Beranda Korporasi Melalui Program NEBULA, PAMA Dorong Budaya Hidup Sehat Karyawan

Melalui Program NEBULA, PAMA Dorong Budaya Hidup Sehat Karyawan

NEBULA
Istimewa.

Jakarta, TAMBANG – PT Pamapersada Nusantara (PAMA) terus menunjukkan komitmennya dalam menciptakan lingkungan kerja yang sehat, aman, dan produktif melalui penyelenggaraan program NEBULA (Nurturing Energy, Balance & Ultimate Life Awareness).

Program ini merupakan healthy impact challenge yang dirancang untuk mendorong partisipasi aktif karyawan dalam menerapkan pola hidup sehat secara berkelanjutan.

“Melalui NEBULA, kami ingin menumbuhkan kesadaran bahwa menjaga kesehatan bukan sekadar kewajiban individu, tetapi bagian dari budaya kerja PAMA. Kami mendorong karyawan untuk aktif berolahraga, menjaga pola makan, serta memperhatikan kesehatan mental demi keberlanjutan kinerja dan keselamatan kerja,” ujar SHE Division Head PT Pamapersada Nusantara, Herjadi Budiman dalam keterangannya, Rabu (21/1).

NEBULA dilaksanakan pada 19 Januari hingga 6 Februari 2026, dengan periode perlombaan selama satu bulan. Program ini wajib diikuti oleh seluruh anggota divisi PAMA, AFFCO, Subcont Area Head Office & CCOS, dan diklasifikasikan ke dalam tiga kategori berdasarkan jumlah karyawan, yakni Kelas Berat, Kelas Sedang, dan Kelas Ringan.
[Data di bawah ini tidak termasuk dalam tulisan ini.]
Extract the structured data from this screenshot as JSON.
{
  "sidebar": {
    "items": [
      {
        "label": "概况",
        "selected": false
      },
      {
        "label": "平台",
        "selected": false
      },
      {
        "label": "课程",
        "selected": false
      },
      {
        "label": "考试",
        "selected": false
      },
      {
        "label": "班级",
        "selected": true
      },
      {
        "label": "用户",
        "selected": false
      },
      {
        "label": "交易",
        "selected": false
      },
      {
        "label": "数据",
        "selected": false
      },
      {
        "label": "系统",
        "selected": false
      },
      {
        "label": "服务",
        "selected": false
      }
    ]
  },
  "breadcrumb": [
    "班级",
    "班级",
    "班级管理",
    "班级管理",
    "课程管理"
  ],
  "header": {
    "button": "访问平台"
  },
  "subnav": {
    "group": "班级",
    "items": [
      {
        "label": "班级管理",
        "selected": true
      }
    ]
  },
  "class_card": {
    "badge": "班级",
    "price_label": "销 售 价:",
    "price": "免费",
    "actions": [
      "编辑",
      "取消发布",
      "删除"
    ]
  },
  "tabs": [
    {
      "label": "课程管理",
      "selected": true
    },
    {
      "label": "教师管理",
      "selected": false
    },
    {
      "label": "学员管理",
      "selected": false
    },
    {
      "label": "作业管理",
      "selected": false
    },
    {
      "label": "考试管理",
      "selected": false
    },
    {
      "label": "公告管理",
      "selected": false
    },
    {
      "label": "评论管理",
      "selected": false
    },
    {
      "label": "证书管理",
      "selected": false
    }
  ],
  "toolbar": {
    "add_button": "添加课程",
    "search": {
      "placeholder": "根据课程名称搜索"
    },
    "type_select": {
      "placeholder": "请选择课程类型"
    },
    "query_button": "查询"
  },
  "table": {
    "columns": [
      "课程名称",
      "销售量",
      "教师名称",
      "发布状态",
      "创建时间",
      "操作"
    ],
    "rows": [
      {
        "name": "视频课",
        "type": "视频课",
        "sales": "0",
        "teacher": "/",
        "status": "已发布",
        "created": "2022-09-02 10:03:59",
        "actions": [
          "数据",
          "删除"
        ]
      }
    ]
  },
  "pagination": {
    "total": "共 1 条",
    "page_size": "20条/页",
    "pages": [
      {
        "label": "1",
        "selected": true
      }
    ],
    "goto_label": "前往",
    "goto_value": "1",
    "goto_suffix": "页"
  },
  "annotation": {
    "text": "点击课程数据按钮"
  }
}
Melalui NEBULA, PAMA menargetkan peningkatan kesadaran karyawan terhadap pentingnya kesehatan fisik, mental, serta keseimbangan hidup, yang pada akhirnya berdampak positif terhadap kinerja dan produktivitas kerja.

Pelaksanaan NEBULA dibagi ke dalam beberapa minggu tematik, antara lain aktivitas fisik, pola makan sehat, kesehatan mental, lingkungan kerja, dan kepatuhan program kesehatan.
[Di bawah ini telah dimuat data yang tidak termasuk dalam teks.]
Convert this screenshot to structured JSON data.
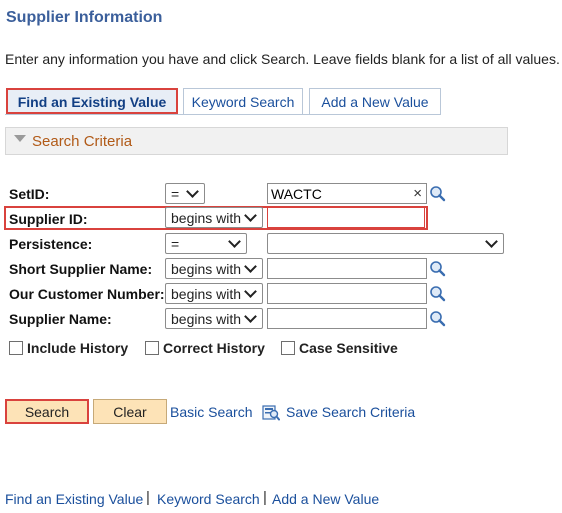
{
  "page": {
    "title": "Supplier Information",
    "instructions": "Enter any information you have and click Search. Leave fields blank for a list of all values."
  },
  "tabs": [
    {
      "label": "Find an Existing Value",
      "active": true
    },
    {
      "label": "Keyword Search",
      "active": false
    },
    {
      "label": "Add a New Value",
      "active": false
    }
  ],
  "search_criteria": {
    "heading": "Search Criteria",
    "fields": [
      {
        "label": "SetID:",
        "operator": "=",
        "value": "WACTC"
      },
      {
        "label": "Supplier ID:",
        "operator": "begins with",
        "value": ""
      },
      {
        "label": "Persistence:",
        "operator": "=",
        "value": ""
      },
      {
        "label": "Short Supplier Name:",
        "operator": "begins with",
        "value": ""
      },
      {
        "label": "Our Customer Number:",
        "operator": "begins with",
        "value": ""
      },
      {
        "label": "Supplier Name:",
        "operator": "begins with",
        "value": ""
      }
    ],
    "clear_glyph": "×",
    "checkboxes": [
      {
        "label": "Include History",
        "checked": false
      },
      {
        "label": "Correct History",
        "checked": false
      },
      {
        "label": "Case Sensitive",
        "checked": false
      }
    ]
  },
  "actions": {
    "search": "Search",
    "clear": "Clear",
    "basic_search": "Basic Search",
    "save_search": "Save Search Criteria"
  },
  "footer_links": [
    "Find an Existing Value",
    "Keyword Search",
    "Add a New Value"
  ],
  "footer_separator": "|",
  "colors": {
    "title": "#3b5f9b",
    "link": "#1a4f9c",
    "highlight": "#d9423d",
    "group_label": "#b15a17",
    "button_bg": "#fde3b7"
  },
  "icons": {
    "lookup": "magnifier-icon",
    "save": "save-search-icon",
    "groupbox": "collapse-triangle-icon"
  }
}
Penilaian dilakukan secara komprehensif, mencakup tingkat partisipasi anggota divisi, total jam olahraga, kreativitas materi awareness, kepatuhan terhadap MCU, hingga konsistensi konsumsi makanan sehat yang dibuktikan melalui unggahan evidence.
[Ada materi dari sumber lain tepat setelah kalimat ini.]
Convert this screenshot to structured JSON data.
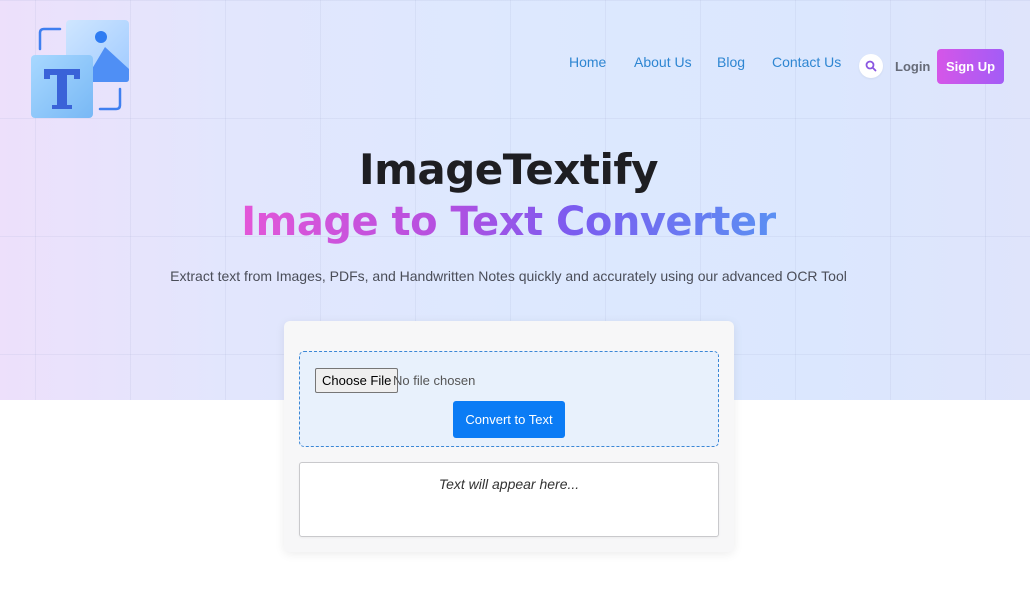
{
  "brand": {
    "logo_letter": "T",
    "logo_icon": "image-text-logo-icon"
  },
  "nav": {
    "links": [
      {
        "label": "Home"
      },
      {
        "label": "About Us"
      },
      {
        "label": "Blog"
      },
      {
        "label": "Contact Us"
      }
    ],
    "search_icon": "search-icon",
    "login_label": "Login",
    "signup_label": "Sign Up"
  },
  "hero": {
    "title": "ImageTextify",
    "subtitle": "Image to Text Converter",
    "tagline": "Extract text from Images, PDFs, and Handwritten Notes quickly and accurately using our advanced OCR Tool"
  },
  "converter": {
    "choose_file_label": "Choose File",
    "file_status": "No file chosen",
    "convert_label": "Convert to Text",
    "output_placeholder": "Text will appear here..."
  },
  "colors": {
    "accent_blue": "#0b7cf5",
    "nav_link": "#2e86d2",
    "signup_gradient_start": "#d556e8",
    "signup_gradient_end": "#a35cf6"
  }
}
Aktivitas olahraga secara rutin memiliki peran krusial dalam menjaga kesehatan pekerja. Berbagai studi menunjukkan bahwa pekerja yang jarang berolahraga memiliki risiko lebih tinggi mengalami penyakit jantung dan pembuluh darah; obesitas dan diabetes; gangguan muskuloskeletal (nyeri punggung dan sendi); stres, kelelahan mental, dan penurunan produktivitas.

Data kesehatan global juga menunjukkan bahwa kurangnya aktivitas fisik dapat meningkatkan risiko kematian dini serta menurunkan kualitas hidup. Selain itu, gaya hidup sedentari di lingkungan kerja berkontribusi pada meningkatnya angka absensi dan burnout karyawan.

Sebagai perusahaan jasa pertambangan terintegrasi, PAMA meyakini bahwa karyawan yang sehat adalah fondasi utama keberhasilan operasional perusahaan. Oleh karena itu, NEBULA tidak hanya menjadi ajang kompetisi, tetapi juga sarana edukasi dan penguatan budaya hidup sehat di lingkungan kerja.

“Ke depan, PAMA berkomitmen untuk terus menghadirkan program-program kesehatan yang inovatif dan partisipatif guna mendukung terciptanya lingkungan kerja yang aman, nyaman, sehat, dan produktif, sejalan dengan nilai-nilai keberlanjutan perusahaan,” pungkasnya.